Part 33 "Papa"

6K 790 209
                                    

Heloo selamat siang, btw sorry banget buat yang udah nungguin dari kemarin atau habis sahur tadi, telkom sinyal gangguan bgt dan super lelet. Aku keriwehan mau update.

Happy reading ya, semoga suka♡

*****

Minggu sore, tepat di hari ulang tahun Nadira.
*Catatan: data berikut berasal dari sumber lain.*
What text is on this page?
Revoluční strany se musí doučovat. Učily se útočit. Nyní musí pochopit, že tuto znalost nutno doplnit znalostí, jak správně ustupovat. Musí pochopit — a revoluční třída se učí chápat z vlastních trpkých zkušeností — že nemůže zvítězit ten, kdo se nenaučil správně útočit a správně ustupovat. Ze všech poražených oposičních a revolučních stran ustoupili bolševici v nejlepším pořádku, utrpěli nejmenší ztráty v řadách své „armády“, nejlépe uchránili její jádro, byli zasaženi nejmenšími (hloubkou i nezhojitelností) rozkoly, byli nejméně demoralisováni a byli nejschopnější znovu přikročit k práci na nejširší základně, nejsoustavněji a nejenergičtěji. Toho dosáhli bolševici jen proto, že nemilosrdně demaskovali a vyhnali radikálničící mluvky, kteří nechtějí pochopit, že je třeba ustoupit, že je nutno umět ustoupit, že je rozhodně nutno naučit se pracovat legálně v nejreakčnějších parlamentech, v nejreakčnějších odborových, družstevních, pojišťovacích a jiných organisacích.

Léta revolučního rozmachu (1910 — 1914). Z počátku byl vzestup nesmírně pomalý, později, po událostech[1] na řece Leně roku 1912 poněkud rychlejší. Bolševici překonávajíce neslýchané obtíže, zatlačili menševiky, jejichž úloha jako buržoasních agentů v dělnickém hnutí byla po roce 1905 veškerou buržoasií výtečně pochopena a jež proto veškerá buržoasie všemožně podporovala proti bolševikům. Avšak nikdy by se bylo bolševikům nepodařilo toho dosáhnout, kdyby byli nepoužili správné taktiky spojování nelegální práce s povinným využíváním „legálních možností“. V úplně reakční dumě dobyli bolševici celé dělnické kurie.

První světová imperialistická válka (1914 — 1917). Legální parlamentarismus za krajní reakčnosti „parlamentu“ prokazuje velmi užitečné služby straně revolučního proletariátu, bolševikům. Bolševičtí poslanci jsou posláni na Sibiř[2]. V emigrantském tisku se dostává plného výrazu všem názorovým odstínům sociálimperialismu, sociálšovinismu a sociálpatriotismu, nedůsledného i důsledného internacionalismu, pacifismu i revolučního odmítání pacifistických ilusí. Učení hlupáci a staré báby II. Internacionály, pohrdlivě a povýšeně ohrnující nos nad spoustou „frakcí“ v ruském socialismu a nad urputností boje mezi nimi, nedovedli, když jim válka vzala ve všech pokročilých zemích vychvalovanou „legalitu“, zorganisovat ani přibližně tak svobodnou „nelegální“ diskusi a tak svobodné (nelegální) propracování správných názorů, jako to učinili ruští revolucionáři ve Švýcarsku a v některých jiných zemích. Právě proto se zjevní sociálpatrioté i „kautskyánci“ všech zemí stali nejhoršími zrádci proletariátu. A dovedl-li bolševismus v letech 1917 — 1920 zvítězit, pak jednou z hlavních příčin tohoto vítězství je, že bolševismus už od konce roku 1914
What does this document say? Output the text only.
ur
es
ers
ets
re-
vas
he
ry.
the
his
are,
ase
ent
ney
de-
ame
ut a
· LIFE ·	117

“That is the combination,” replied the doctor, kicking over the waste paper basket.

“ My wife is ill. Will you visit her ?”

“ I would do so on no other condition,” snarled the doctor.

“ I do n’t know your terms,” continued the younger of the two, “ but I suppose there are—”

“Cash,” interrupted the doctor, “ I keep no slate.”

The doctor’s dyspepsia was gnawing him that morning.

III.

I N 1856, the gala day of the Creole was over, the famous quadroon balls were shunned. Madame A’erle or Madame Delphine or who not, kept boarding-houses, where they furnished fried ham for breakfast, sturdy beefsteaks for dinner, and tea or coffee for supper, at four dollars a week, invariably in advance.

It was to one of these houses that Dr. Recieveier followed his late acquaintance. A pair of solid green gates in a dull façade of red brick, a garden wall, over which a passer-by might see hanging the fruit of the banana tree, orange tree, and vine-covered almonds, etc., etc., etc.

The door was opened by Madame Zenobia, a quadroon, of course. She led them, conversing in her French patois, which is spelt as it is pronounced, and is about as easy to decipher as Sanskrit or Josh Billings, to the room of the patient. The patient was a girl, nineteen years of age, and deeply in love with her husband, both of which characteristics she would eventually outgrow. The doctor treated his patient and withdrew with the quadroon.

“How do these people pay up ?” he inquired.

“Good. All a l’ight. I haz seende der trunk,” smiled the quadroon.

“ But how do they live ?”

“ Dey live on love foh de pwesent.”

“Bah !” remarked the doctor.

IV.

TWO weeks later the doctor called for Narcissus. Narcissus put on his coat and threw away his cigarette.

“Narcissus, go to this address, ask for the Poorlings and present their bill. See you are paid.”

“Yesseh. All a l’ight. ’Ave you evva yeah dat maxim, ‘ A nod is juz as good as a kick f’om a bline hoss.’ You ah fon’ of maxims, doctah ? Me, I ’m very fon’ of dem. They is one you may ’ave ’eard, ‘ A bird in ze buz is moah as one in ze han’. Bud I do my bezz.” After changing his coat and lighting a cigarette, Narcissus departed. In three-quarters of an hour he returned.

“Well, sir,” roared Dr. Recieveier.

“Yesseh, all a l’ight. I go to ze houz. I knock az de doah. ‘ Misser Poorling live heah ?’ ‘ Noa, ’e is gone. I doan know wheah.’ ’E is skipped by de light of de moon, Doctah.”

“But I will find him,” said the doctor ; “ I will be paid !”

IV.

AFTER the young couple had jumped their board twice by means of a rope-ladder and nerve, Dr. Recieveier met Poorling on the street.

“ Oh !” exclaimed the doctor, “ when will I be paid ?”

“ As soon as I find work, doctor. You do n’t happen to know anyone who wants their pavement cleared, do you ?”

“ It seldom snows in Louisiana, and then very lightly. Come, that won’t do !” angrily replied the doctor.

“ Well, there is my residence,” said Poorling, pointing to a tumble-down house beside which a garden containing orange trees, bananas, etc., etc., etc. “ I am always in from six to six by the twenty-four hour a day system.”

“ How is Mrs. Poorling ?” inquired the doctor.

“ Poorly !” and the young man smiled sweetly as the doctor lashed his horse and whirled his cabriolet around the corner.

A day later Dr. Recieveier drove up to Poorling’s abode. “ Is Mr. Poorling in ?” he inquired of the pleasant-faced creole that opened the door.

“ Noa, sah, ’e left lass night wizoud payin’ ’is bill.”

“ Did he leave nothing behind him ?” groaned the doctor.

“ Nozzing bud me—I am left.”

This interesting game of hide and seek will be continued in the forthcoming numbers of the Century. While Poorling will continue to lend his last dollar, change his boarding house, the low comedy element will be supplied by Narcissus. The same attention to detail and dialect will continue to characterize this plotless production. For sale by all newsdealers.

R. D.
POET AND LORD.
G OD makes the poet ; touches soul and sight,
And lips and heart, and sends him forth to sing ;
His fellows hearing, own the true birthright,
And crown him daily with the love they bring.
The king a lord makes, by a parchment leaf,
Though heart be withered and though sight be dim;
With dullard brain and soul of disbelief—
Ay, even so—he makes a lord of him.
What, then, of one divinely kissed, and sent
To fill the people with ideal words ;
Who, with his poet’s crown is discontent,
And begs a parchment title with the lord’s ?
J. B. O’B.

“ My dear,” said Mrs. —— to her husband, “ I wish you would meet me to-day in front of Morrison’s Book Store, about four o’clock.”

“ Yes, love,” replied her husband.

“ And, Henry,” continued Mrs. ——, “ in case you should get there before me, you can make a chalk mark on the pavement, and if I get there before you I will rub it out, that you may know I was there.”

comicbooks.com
Makam dingin berhiaskan bunga-bunga segar yang baru saja diletakkan itu tampak menyesakkan, banyak yang mencintai gadis itu meskipun jiwa dan raganya telah lama memeluk bumi.

Aruna datang tepat setelah Aiden pergi dari sana, dia ingin menyapa saudara tirinya yang sudah lama berpulang. Tidak banyak doa dari Aruna, gadis itu hanya berdoa meminta kedamaian untuk Nadira serta mengucapkan selamat hari lahir perempuan itu. Setelahnya Aruna pergi ke suatu tempat, tempat yang sudah lama tidak dia kunjungi.

Sekarang disini lah Aruna berada, rumah lamanya. Rumah yang dia tinggalkan selama 13 tahun lalu, rumah yang menyimpan banyak kenangan masa kecilnya bersama sang Papa. Aruna menyentuh benda-benda disana dengan dada bergemuruh, rasanya sesak dan dia ingin berteriak sekencang mungkin ketika bayang-bayang masalalu hadir di benaknya.

Banyak cerita disini, tapi tempat ini juga menyakitkan buat aku yang sekarang.

Papa, aku sakit, sakit sekali...
Rasanya kalau boleh memilih, aku memilih untuk mati daripada hidup seperti mati, sakit...

Aruna menarik selembar kain yang menutupi sebuah figura yang masih terpajang di dinding, disana ada foto keluarga yang di ambil sekitar 14 tahun lalu. Aruna kecil dalam gendongan Papanya, Damian memakai baju seragam TK, serta Mamanya yang tengah tersenyum lebar dalam pelukan sang Papa.

Aruna tersenyum melihatnya, gadis itu mengusap foto itu seiring turunnya buliran bening yang tidak bisa dicegah. Sakit dan sesak, muak rasanya harus mengingat kalau sekarang semuanya sudah berbeda, harapan-harapannya putus seiring berjalannya takdir. Entah dirinya akan berakhir bagaimana, biarlah Tuhan yang mengatur nanti.

Matilah kau mati...

Bunuh, kau ku bunuh!

Tubuh Aruna melemas tiba-tiba, gadis itu terjatuh dan mulai menangis. Tidak ada yang bisa Aruna lakukan selain menutup telinganya, sampai kapan ini semua akan berakhir Aruna jelas tidak tahu. Tapi sebisa mungkin dia tidak akan menyakiti diri sendiri, ingin sekali Aruna terjun kedalam jurang agar tidurnya nyenyak tanpa gangguan. Suara itu, suara seorang perempuan yang terus membayang-bayanginya sangat menjengkelkan, wanita keparat itu sangat memuakkan.

"A-aiden..." lirih Aruna dengan napas tersenggal-senggal.

Aruna mencoba merogoh handphonenya dari tas, gadis itu ingin menelfon Aiden sebelum dirinya hilang akal dan mulai menyakiti diri. Aruna tahu, dia semakin parah dan Dokter Wila sudah memintanya untuk berhati-hati. Kesal, dia tidak bisa menekan handphonenya dengan benar dan malah melempar handphonenya sendiri saat benda pipih itu berhasil di genggamnya.

"AAARRGHHHH!!!" raung Aruna histeris, gadis itu menangis dan mulai mencakar dirinya sendiri.

Suara pintu terbuka membuat Aruna semakin hiateris, gadis itu menangis semakin kencang karena emosinya menggebu-gebu. Seorang pria dengan pakaian formal serba hitam masuk dengan tatapan bingung, dia bertanya-tanya siapa gadis dengan pakaian warna serupa itu, kenapa dia berteriak dan menyakiti dirinya sendiri.